Dan Petrylak: Well, again, I think you've got two different places to look. Number one, the guideline testing right now basically says that we really should be checking all people's germline right at the time of diagnosis, so that should be done. The issue as to when you should check the tissue, I like to do the most, obviously, when a patient becomes castrate-resistant, that's one time you should be checking the tissue for any sort of somatic mutations. The real question is how many times do you do it later on... on top of everything else?
Thomas Keane: And we don't know that?
Dan Petrylak: We don't know that. We don't know what the evolution is, how quickly you evolve somatic mutations or not.

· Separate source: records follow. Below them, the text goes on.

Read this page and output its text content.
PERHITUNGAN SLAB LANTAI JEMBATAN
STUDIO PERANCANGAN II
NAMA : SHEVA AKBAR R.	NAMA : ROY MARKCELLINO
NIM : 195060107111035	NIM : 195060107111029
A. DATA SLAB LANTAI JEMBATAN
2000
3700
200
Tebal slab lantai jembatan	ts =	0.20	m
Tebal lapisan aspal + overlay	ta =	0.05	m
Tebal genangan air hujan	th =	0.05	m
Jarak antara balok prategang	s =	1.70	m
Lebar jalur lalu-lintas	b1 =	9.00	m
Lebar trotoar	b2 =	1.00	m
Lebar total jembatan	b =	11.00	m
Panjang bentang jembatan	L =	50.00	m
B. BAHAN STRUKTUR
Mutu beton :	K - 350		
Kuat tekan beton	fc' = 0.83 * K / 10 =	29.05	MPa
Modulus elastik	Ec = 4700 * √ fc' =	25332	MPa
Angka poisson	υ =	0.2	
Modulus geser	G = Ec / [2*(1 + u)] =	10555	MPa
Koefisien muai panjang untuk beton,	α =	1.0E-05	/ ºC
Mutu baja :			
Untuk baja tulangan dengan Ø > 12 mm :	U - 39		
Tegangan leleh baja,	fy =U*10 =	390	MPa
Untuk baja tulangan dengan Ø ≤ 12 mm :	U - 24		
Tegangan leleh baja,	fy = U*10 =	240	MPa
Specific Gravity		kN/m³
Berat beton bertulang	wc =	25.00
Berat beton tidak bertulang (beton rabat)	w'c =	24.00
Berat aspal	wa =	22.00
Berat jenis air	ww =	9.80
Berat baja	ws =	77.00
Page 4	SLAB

That's not clear, but I think that... I mean, for example, there was a study in, I believe it was in Clinical Cancer Research where they looked at microsatellite instability and found that in sequential specimens you did start seeing upregulation of them. So I think that that's just an interesting observation. When do you say no? When do you stop testing?
Thomas Keane: Right, right. This is data that we've never seen, well, we have seen it in recent years, but this is up-to-the-minute data, and it does point to us that there are certain selective prostate cancer patients who may well do very well from these treatments. And it is interesting to see that as you dial it back earlier in the disease that you're also starting to see responses. Okay, well, thank you once again, Dan. It was a pleasure having you on.
Dan Petrylak: Always a pleasure, likewise. Thank you.